すーちゃんは、首をかしげて、クスリと笑った。
あまりにも妖艶な笑みに、僕もちょっとだけドキッとしてしまう。


……っていうか、すーちゃん。今さらそれはないと思うよ?
いくら、あっくんに興味を持ってほしくないからって。


「いい暇つぶしになるかもな」


やだー。
あっくんまで、そんなこと言って……。


でもまあ、あっくんはすーちゃん以上に人に興味を持たない。こんなことを言っているのも、単純にすーちゃんとか瀬奈の反応を楽しむためだろう。
……え、僕?僕はそんなに……。

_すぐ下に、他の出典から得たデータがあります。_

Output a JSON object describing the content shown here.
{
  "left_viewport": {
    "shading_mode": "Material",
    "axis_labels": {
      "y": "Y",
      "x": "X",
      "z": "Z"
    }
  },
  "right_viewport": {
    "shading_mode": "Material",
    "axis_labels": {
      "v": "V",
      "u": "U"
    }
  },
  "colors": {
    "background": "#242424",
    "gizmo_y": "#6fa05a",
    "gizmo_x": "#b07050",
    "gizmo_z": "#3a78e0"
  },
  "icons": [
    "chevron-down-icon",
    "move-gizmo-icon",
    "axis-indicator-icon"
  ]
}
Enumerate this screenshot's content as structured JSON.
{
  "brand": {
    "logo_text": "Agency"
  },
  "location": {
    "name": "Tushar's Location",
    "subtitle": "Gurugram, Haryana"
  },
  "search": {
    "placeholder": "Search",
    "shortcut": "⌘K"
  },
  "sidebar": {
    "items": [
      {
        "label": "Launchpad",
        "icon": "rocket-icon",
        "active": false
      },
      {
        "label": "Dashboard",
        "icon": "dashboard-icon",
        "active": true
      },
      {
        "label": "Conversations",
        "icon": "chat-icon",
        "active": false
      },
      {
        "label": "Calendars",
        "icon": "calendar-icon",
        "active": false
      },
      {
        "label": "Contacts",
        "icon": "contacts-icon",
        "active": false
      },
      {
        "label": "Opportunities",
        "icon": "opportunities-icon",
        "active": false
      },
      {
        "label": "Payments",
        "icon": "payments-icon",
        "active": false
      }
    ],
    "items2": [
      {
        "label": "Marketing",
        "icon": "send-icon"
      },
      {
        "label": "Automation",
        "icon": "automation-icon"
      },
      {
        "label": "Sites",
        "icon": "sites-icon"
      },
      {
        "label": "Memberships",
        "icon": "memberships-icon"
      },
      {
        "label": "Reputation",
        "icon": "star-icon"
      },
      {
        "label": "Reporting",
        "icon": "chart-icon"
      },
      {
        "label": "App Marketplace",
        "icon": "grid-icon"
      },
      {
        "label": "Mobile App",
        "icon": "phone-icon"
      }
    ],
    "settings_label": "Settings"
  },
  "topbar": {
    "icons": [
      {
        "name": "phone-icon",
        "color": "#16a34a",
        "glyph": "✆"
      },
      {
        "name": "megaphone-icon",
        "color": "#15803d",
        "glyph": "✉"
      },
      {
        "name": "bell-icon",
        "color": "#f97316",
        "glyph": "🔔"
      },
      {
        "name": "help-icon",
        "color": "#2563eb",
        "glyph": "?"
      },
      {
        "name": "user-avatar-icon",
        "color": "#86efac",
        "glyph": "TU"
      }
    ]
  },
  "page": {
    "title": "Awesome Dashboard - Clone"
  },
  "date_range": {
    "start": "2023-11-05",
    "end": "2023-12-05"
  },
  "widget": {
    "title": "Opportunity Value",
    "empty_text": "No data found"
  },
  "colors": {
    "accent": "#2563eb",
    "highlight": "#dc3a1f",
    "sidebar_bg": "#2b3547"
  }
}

まあ、機会があれば、かなあ?


「……嵐。あの子は俺がおもちゃにするって決めたんだから。嵐は、俺が飽きたらにしなよ」

「さいっあくだな、昴……」


瀬奈が呆れたような目を向ける。
あっくんはその言葉を聞いて、クスリと笑った。


……ちょっとギャラリー、うるさいよ。
キャーなんて言って可愛いのは、僕くらいなんだから、やめてよね。


「いらねえよ、てめえのお下がりなんて」


あっくんは言い放つと、「行くぞ」と僕たちを促した。





うるっさいギャラリーの中を通って、僕たちは食堂を後にした。